Study finds that users spent 15.7% less when tracking their spending with a mobile app.
If a paralyzed Congress isn't going to fix America's retirement savings problem, then a Silicon Valley digital investment expert will.
That's the message from Bill Harris, chief executive of online investment advisory firm Personal Capital Corp., a registered investment adviser that combines an automated model-portfolio platform with guidance from online advisers and certified financial planners.
“The looming retirement crisis is huge,” Mr. Harris said in New York while announcing the results of a study that tracked the savings behavior of investors using a Personal Capital mobile application. “There's a lot of consumer education that has to happen, but some of it has to happen from Washington, which is in gridlock.”
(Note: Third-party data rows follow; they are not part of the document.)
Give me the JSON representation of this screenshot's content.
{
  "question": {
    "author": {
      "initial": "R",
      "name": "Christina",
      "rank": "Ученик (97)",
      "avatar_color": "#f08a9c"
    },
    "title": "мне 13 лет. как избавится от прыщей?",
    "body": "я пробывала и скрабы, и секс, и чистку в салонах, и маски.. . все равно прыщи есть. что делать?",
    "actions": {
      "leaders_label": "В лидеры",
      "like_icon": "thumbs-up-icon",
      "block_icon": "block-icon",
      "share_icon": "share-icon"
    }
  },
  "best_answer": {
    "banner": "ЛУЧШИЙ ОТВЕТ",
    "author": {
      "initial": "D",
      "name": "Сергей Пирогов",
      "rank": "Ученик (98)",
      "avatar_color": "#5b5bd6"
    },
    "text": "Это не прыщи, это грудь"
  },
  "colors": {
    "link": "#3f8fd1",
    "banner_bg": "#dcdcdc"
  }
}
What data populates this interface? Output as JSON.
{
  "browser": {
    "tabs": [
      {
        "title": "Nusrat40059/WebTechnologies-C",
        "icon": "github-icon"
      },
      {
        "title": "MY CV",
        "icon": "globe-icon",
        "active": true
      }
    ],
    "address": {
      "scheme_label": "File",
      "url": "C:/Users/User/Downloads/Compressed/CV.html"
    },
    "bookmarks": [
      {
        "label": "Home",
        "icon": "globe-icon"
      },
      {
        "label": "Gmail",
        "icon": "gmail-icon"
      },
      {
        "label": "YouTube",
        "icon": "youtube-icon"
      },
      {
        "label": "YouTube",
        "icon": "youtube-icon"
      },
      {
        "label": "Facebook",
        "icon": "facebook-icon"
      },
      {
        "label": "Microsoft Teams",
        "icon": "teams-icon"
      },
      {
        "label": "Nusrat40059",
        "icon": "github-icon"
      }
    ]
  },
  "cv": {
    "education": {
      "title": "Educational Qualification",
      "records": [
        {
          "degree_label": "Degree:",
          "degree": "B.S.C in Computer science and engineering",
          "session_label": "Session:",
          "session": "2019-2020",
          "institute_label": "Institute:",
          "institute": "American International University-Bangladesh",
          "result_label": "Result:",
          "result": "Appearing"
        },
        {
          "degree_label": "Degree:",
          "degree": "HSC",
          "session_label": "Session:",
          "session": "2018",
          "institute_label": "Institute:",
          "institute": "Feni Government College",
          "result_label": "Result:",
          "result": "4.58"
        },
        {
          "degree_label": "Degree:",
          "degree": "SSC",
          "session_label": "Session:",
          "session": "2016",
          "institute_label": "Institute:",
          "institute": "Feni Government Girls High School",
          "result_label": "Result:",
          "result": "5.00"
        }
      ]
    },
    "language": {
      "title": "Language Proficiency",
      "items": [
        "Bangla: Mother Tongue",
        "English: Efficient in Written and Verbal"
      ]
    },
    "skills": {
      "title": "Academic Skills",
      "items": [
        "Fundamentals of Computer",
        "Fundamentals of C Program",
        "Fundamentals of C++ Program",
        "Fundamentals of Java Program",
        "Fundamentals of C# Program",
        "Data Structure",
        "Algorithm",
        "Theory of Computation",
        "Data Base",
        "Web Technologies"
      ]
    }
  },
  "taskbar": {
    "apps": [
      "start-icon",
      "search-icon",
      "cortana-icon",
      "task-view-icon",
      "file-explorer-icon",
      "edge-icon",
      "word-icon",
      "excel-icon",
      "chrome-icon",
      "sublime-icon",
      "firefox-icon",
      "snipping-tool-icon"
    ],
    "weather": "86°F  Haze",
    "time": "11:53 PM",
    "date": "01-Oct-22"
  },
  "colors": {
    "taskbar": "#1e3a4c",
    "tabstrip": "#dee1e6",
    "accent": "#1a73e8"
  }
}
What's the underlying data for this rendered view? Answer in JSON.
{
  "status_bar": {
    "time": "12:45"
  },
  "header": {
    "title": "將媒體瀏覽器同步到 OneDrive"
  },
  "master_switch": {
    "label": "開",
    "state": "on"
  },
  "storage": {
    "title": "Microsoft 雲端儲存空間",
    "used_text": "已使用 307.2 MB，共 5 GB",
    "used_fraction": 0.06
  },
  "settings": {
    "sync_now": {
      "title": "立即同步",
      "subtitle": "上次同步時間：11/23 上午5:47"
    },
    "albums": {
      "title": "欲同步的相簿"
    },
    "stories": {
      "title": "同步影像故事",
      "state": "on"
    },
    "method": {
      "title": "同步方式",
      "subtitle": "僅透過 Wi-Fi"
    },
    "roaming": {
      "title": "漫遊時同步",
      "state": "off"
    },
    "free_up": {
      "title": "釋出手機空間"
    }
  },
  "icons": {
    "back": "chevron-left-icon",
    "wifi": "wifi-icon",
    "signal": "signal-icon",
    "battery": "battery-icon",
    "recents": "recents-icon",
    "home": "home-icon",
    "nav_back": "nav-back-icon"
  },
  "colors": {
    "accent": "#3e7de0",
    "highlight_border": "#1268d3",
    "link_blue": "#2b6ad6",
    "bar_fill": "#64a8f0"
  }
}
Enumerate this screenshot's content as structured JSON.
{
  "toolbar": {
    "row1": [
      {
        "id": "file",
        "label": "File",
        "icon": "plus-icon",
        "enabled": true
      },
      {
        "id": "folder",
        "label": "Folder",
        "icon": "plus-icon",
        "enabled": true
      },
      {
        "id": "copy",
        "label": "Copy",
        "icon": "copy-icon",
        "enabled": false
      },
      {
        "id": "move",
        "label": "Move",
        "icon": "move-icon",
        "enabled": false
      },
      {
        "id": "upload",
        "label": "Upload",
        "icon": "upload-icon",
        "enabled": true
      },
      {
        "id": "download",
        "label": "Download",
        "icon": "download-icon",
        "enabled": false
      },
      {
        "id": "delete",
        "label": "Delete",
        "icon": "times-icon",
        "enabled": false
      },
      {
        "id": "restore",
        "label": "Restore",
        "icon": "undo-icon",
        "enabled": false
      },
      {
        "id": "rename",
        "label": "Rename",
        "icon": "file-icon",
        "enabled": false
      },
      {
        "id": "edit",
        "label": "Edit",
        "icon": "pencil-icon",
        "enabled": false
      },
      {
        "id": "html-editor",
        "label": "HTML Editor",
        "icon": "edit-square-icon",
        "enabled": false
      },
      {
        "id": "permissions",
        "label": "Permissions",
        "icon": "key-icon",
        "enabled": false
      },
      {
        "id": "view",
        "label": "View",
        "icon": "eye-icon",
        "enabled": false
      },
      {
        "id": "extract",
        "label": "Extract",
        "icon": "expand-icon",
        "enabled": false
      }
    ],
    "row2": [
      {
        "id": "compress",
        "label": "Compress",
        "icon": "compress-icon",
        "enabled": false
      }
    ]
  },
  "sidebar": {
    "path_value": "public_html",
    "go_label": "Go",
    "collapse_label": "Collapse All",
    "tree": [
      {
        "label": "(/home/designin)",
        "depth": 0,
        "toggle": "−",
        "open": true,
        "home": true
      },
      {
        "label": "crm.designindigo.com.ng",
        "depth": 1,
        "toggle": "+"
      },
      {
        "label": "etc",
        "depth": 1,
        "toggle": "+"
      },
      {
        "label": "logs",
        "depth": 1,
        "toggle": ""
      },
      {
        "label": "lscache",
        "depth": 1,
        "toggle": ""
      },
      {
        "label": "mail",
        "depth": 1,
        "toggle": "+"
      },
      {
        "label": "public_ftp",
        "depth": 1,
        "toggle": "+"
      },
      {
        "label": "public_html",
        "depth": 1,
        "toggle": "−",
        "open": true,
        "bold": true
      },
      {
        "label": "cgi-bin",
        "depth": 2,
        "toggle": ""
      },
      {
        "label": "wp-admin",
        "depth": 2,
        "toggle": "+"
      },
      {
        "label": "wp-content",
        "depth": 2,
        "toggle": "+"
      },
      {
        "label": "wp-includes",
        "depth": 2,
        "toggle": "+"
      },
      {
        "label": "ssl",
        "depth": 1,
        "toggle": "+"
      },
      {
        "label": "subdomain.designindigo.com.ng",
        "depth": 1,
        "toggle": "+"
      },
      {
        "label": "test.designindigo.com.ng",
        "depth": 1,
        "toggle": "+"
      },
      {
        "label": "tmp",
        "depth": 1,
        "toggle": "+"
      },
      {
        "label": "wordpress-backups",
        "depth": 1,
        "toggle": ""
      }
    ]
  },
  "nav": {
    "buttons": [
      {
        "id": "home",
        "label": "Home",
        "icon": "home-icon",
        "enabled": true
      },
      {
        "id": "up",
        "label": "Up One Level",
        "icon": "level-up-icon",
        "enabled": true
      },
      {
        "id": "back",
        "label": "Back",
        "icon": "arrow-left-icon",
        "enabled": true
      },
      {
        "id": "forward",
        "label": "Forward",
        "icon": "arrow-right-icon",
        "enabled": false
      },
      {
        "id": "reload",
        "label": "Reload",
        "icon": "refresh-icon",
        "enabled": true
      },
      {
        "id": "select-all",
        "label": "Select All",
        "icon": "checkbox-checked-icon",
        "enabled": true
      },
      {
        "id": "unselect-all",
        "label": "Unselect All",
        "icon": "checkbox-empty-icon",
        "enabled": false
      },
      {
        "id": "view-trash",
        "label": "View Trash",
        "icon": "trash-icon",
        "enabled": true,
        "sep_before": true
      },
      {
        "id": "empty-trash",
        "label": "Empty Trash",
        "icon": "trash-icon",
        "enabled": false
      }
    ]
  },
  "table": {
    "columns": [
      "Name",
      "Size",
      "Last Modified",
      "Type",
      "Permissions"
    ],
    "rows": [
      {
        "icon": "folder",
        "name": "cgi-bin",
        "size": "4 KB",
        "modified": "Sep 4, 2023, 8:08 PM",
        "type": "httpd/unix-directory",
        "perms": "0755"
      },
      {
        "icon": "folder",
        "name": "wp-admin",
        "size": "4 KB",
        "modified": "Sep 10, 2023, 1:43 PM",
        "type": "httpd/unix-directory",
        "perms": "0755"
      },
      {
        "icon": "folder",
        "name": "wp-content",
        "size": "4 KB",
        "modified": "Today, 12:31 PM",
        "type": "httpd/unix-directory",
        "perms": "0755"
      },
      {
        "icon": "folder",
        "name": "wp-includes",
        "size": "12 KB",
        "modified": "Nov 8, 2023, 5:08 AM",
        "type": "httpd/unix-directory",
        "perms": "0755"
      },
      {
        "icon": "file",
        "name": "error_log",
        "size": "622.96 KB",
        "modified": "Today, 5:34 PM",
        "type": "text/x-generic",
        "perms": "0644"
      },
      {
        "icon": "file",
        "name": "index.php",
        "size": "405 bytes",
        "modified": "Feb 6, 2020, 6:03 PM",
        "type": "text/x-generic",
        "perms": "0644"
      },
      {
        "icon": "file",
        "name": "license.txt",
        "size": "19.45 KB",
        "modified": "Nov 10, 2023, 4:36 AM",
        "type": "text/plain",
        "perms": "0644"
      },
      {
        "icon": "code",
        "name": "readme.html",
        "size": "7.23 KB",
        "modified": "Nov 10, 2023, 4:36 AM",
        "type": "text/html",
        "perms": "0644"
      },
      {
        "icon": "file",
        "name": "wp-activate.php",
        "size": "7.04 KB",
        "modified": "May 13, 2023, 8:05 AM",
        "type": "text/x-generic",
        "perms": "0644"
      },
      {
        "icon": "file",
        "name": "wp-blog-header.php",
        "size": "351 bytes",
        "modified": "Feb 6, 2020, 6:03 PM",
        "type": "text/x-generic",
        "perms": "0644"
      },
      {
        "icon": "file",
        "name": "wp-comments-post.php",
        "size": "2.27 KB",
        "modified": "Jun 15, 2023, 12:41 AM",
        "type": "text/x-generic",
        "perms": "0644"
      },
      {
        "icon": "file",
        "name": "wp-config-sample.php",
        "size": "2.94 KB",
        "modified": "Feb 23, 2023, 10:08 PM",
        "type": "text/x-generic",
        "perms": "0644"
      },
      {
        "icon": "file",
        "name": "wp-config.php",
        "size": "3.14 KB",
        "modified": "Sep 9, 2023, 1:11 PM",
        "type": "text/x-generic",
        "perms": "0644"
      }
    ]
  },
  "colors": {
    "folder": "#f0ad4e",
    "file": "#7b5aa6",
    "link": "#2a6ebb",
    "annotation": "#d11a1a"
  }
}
The study found that after downloading the Personal Capital mobile app that lets them track their spending habits, users spent 15.7% less and decreased spending by 19.2% on discretionary items such as dining out. In addition, users checked their finances an additional 10 times a month.
Mr. Harris is ramping up his firm's involvement in Washington. To that end, he said, he has spoken with officials at the U.S. Treasury and Consumer Financial Protection Bureau about more effective ways to promote financial literacy as well as a suitability standard for advisers.
In addition, he noted, Personal Capital has just hired Capitol Hill veteran Kate Cichy, former communications director for the Senate Banking Committee, to assist in its public policy efforts.
“There are big public policy implications for what Personal Capital is trying to do” to encourage greater 401(k) savings, Mr. Harris said, noting that if a family earning $50,000 annually tracks its expenses and saves 15%, the end result will be $150,000 more over 20 years toward retirement.
Shlomo Benartzi, a professor at UCLA's Anderson School of Management and the chief behavioral economist at the Allianz Global Investors Center for Behavioral Finance, who analyzed the study results, said that increasing the U.S. savings rate is the “obvious answer” to the retirement crisis -- and he believes that digital technology combined with behavioral insights will help improve savings behavior.
“We know that people check their spending on their mobile apps before they buy something,” Mr. Benartzi said. “If they're checking their phones 150 times a day, there's a real opportunity to change behaviors.”